Mas ele era um senhor de honra. Arrecadou uns dinheirinhos que tinha em seus cofres e embaixo dos sofás para comprar pãezinhos por mais alguns dias. Ainda assim, faltando apenas um dia para receber de novo, faltou dinheiro.
Naquele dia horrível em que estava realmente pobre, Seu Ademar resolveu comprar apenas dois pãezinhos. Sem barrinha de chocolate.
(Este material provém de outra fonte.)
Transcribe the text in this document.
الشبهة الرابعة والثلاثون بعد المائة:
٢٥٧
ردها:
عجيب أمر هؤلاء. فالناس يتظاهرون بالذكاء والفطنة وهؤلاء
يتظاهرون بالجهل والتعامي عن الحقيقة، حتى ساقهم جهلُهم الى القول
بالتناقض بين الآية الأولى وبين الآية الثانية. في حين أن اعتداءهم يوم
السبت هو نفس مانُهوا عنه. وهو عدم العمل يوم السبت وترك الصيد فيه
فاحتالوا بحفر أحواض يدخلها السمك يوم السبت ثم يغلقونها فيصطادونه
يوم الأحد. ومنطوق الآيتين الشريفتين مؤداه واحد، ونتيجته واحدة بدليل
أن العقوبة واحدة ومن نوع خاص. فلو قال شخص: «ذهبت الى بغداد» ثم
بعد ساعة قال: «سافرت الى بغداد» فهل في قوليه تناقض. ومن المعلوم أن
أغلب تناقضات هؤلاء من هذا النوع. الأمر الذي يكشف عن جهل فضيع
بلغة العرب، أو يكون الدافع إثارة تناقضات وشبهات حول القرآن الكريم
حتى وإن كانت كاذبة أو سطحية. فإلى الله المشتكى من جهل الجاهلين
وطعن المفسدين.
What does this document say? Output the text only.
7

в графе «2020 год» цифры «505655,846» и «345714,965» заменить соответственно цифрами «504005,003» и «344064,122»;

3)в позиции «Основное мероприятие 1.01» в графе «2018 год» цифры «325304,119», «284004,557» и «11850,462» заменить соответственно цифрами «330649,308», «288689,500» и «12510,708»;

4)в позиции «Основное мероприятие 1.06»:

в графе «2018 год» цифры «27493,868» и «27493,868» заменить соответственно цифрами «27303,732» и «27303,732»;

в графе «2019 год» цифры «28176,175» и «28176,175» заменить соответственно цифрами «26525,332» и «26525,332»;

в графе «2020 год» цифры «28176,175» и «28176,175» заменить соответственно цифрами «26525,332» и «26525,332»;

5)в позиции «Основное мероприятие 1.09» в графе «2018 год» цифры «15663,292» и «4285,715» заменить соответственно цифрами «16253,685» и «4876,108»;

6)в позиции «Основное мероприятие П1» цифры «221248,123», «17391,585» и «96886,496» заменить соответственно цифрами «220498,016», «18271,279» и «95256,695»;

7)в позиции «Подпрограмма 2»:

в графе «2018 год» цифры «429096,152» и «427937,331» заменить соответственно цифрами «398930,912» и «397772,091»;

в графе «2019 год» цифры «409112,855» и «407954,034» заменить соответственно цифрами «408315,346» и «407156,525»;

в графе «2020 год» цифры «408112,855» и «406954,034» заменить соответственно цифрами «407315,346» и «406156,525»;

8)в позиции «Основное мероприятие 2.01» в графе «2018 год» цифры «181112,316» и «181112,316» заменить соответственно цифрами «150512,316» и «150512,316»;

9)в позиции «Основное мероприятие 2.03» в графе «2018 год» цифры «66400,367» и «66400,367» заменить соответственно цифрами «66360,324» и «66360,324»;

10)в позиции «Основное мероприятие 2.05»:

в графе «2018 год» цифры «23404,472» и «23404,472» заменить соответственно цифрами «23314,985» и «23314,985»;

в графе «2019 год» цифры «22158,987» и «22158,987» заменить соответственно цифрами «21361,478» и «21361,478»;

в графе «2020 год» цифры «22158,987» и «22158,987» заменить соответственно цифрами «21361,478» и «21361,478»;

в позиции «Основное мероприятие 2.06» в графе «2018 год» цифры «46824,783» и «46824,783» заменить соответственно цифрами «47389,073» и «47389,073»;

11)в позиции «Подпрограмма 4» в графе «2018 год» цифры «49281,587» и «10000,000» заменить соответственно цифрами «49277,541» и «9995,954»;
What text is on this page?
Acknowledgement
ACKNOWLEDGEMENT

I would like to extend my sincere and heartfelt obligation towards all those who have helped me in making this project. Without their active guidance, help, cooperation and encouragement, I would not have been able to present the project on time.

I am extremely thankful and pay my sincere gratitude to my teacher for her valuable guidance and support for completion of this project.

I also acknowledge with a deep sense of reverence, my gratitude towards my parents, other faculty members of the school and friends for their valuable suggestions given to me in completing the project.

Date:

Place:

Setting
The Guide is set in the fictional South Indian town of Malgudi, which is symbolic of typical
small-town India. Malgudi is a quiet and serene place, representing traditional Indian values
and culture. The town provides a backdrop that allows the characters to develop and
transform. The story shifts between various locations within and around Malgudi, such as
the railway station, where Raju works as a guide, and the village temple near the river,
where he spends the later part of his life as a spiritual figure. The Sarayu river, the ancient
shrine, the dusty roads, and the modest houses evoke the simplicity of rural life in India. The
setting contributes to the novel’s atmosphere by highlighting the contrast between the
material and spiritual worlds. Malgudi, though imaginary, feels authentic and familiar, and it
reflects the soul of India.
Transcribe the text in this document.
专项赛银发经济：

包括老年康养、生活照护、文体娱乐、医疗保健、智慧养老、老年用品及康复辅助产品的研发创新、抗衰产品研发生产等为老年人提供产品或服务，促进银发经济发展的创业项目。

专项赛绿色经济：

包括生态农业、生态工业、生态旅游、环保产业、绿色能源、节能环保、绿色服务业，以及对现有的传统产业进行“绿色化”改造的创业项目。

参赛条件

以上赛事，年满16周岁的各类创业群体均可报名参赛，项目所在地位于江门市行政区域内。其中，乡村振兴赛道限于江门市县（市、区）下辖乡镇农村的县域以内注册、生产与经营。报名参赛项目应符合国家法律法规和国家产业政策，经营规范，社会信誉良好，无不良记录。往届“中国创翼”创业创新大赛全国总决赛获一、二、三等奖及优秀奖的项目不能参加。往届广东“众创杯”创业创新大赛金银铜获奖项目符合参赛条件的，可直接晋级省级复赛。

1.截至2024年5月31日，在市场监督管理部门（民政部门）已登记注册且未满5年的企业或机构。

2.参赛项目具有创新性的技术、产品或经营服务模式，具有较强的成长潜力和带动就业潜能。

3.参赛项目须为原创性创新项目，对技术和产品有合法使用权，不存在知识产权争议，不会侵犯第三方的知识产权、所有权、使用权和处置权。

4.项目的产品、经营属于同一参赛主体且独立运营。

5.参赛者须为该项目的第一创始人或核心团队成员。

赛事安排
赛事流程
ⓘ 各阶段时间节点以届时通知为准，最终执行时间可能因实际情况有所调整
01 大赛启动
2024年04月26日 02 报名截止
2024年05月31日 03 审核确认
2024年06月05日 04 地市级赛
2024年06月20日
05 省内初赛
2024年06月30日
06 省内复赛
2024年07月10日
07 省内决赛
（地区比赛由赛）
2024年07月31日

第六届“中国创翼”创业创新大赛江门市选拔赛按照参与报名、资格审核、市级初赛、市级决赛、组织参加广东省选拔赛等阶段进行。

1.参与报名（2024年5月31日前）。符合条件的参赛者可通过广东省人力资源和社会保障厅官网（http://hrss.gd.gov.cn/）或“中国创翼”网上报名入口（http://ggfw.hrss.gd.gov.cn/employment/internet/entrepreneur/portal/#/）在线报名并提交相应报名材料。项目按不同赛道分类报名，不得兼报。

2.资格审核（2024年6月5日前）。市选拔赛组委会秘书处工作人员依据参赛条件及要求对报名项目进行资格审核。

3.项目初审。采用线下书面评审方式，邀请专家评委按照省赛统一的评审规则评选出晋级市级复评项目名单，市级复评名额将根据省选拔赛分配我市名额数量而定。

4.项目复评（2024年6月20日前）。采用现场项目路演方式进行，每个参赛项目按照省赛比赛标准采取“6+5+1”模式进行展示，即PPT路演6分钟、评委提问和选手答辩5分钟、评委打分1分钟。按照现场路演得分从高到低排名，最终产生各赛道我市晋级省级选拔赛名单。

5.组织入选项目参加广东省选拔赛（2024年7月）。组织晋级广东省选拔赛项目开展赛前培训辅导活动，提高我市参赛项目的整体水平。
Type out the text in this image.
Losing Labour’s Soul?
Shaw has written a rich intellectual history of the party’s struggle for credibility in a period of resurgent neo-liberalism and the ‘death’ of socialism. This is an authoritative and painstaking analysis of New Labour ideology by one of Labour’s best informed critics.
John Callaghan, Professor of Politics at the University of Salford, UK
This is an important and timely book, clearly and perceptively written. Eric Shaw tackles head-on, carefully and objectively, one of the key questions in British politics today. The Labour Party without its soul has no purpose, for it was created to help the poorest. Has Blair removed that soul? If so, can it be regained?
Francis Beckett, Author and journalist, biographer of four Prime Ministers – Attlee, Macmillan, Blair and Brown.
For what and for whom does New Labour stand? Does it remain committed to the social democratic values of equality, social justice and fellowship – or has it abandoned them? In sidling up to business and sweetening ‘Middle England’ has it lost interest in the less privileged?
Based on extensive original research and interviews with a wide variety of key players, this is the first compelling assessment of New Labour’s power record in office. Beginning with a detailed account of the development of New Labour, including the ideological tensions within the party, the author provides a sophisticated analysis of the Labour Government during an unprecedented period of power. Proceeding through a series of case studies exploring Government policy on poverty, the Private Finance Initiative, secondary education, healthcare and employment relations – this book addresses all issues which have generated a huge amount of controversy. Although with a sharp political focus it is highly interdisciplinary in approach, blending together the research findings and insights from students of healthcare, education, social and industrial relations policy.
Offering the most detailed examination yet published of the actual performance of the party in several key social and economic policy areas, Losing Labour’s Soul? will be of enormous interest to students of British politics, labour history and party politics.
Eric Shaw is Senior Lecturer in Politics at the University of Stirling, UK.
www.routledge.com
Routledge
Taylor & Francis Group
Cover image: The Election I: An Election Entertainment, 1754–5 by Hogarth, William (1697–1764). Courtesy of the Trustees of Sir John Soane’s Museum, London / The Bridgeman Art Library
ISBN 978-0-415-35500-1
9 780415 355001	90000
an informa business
O Juca achou estranho, mas achou melhor não comentar.
Acho que tudo ficaria bem, se o Santo não tivesse lembrado que não tinha açúcar em casa e tentou levar um saquinho sem pagar. Afinal, todos faziam isso, por que não ele?
Deu escândalo. Juca tinha acabado de comprar óculos novos e viu Ademar tentando sair com o saquinho de açúcar. A vizinha toda entrou em desespero quando até a polícia apareceu lá para averiguar a história.
Ninguém acreditou naquilo. De Santo, Seu Ademar passou para Demônio.
- Quantas vezes será que ele já não fez isso? Que horrível! Logo com o coitado do Juca! - Fofocava Dolores;
- Um homem de família fazendo isso... A loucura deve finalmente ter atacado no desgraçado... - Blasfemava Seu Zé;
- E depois vai se fazer de coitado tocando aquelas musiquinhas naquele piano velho. Lamentável. - Lamentava Fátima;
Somente Leonardo ficou com pena do Seu Adem-- "Ê! Sabia que tinha alguma coisa de errado com esse velho!" - Deixa pra lá.
E foi assim que o Santo passou os seus últimos dias na cadeia enquanto Dolores, Zé, Fátima e Leonardo continuavam enganando o pobre do Juca.